Ausgehend vom festgestellten Sachverhalt ist die rechtliche Beurteilung des Berufungsgerichtes, daß die von der Klägerin für die notwendigen Dienstleistungen üblicherweise aufzuwendenden Kosten nicht annähernd so hoch sind wie der begehrte Hilflosenzuschuß (vgl SSV-NF 1/46 uva) und daher ein Anspruch darauf nicht besteht, zutreffend (§ 48 ASGG). Insgesamt kommt auch der erkennende Senat innerhalb des ihm eingeräumten Ermessens (vgl SSV-NF 3/72; zuletzt 18.9.1990, 10 Ob S 254/90) zu diesem Ergebnis. Ergänzend sei den Revisionsausführungen folgendes entgegengehalten:
Was die Bedienung des holzbeheizten Badeofens betrifft, so ist nicht davon auszugehen, die Klägerin müsse täglich baden (vgl SSV-NF 2/12); eine Ganzkörperreinigung kann im allgemeinen auch auf eine andere Weise vorgenommen werden. Die Ausführungen des Berufungsgerichtes sind auch nicht so zu verstehen, daß es dem Standard eines "wohlhabenden" Pensionisten entsprechen würde, einen holzbeheizten Badeofen ganzjährige (täglich) in Betrieb zu halten. Was das Ausmaß der notwendigen Hilfeleistungen betrifft, so wurde zwar festgestellt, daß wegen der Herzerkrankung der Klägerin täglich einmal eine Person bei ihr Nachschau halten muß, doch kann dieses "Nachschauhalten" nicht dem Begriff "ständige Wartung und Hilfe" unterstellt werden: wie der erkennende Senat bereits ausgesprochen hat, handelt es sich dabei um eine Maßnahme zur Abwendung der bei Anfällen möglichen gesundheitlichen Schäden durch ständige oder auch nur gelegentliche Beobachtung des Anfallgefährdeten. Dazu ist aber der Hilflosenzuschuß, der keine Gefährdungszulage ist, nicht gedacht (SSV-NF 4/42 mwN). Damit scheidet ein täglicher Bedarf nach Wartung und Hilfe aus der Betrachtung aus. Wenn die Revisionswerberin schließlich auf die Versicherungspflicht der Hilfskräfte verweist, kann ihr auch insoweit nicht gefolgt werden. Hilfspersonen mit einer als geringfügig anzusehenden Beschäftigung
(Entgelt - 1990 - höchstens 2.658,- S monatlich) sind nämlich gemäß § 5 Abs 1 Z 2, Abs 2 ASVG von der Vollversicherung ausgenommen; die allenfalls gemäß § 7 Z 3 lit a ASVG bestehende Teilversicherung in der Unfallversicherng wurde aber vom Berufungsgericht ohnehin berücksichtigt.

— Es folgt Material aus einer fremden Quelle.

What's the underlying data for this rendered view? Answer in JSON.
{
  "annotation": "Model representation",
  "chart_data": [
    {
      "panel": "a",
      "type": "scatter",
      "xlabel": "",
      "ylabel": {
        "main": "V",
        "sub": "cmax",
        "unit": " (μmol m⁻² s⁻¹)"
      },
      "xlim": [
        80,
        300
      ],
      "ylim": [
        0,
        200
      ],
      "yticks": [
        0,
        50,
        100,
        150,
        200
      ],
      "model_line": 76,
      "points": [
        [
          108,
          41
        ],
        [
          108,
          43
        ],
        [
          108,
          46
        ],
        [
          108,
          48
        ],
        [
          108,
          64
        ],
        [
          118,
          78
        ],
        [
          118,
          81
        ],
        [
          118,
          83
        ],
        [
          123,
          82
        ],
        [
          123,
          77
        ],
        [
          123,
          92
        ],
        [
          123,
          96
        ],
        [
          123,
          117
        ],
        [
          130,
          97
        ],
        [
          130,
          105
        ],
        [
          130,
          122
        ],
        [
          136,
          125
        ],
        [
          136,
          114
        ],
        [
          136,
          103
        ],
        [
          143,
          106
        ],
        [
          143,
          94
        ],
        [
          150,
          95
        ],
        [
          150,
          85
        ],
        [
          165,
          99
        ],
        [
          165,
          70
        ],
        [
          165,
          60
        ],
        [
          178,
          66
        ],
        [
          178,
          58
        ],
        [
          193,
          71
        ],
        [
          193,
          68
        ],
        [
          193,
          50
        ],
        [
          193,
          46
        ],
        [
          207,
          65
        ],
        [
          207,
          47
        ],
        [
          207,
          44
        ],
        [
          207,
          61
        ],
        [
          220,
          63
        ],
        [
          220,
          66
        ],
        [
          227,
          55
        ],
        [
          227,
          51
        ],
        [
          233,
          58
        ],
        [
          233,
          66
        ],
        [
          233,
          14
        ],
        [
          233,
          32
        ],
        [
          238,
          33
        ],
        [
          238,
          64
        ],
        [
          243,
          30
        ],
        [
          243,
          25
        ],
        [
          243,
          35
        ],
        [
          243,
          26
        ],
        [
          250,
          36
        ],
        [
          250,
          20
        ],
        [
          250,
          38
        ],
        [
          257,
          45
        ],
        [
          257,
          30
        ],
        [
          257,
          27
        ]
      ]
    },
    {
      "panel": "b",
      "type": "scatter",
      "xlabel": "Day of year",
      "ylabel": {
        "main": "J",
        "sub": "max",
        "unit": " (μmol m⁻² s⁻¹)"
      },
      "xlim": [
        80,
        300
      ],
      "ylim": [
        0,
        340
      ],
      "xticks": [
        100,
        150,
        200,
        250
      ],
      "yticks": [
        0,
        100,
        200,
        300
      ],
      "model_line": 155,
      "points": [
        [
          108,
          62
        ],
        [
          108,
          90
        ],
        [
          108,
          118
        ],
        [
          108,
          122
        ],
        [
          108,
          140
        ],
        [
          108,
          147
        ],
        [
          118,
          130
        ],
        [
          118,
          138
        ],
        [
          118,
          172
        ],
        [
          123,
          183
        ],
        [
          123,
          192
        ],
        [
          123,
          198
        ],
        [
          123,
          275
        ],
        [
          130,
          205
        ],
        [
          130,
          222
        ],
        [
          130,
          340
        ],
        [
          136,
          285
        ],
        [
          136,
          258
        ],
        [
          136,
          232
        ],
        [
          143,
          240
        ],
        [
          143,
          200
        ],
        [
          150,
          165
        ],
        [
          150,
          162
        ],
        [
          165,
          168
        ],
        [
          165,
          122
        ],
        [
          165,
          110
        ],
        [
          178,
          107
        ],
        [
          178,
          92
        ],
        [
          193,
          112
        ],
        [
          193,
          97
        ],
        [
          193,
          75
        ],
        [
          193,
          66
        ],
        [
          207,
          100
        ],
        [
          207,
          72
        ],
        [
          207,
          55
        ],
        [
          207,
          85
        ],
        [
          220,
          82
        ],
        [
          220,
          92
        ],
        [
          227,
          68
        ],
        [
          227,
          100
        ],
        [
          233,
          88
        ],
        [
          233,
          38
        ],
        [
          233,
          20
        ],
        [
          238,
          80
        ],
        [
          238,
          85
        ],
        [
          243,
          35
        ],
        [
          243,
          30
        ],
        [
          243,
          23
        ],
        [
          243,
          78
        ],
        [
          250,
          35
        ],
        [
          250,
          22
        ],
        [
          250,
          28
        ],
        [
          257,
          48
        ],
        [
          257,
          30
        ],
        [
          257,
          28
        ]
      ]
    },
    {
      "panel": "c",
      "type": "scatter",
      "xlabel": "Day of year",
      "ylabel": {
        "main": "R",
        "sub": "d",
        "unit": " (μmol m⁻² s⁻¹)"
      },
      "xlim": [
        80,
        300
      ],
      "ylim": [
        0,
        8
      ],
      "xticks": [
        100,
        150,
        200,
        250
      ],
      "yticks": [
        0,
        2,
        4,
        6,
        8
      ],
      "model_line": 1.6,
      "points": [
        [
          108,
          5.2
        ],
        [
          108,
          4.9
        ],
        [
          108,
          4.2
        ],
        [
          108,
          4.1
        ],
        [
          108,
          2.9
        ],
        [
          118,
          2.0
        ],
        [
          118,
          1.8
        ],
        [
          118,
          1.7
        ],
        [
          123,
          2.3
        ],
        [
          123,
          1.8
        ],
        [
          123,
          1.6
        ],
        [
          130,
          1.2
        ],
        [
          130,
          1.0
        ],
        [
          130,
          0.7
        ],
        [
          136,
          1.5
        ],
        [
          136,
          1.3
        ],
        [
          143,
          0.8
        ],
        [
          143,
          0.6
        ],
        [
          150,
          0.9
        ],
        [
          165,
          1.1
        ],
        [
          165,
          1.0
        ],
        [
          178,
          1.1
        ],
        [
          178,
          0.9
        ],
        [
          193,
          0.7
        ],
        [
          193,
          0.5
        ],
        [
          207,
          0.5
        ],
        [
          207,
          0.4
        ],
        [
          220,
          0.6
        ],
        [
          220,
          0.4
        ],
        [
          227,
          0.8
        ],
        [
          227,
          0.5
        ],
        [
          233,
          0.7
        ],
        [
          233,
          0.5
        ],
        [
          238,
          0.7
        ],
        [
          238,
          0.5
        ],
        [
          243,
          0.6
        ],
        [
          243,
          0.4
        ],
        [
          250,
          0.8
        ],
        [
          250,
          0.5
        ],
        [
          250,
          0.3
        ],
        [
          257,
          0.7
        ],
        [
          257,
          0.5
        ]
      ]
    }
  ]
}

Da die Kosten, welche durch die der Klägerin zu leistende Wartung und Hilfe entstehen, auch dann geringer sind als der begehrte (Höchstsatz) Hilflosenzuschuß, wenn man die gemäß § 105 ASVG gebührenden Sonderzahlungen nicht berücksichtigt, muß auf die in der Revision hiezu enthaltenen Ausführungen nicht weiter eingegangen werden.
Der Revision war daher ein Erfolg zu versagen.
Die Kostenentscheidung beruht auf § 77 Abs 1 Z 2 lit b ASGG.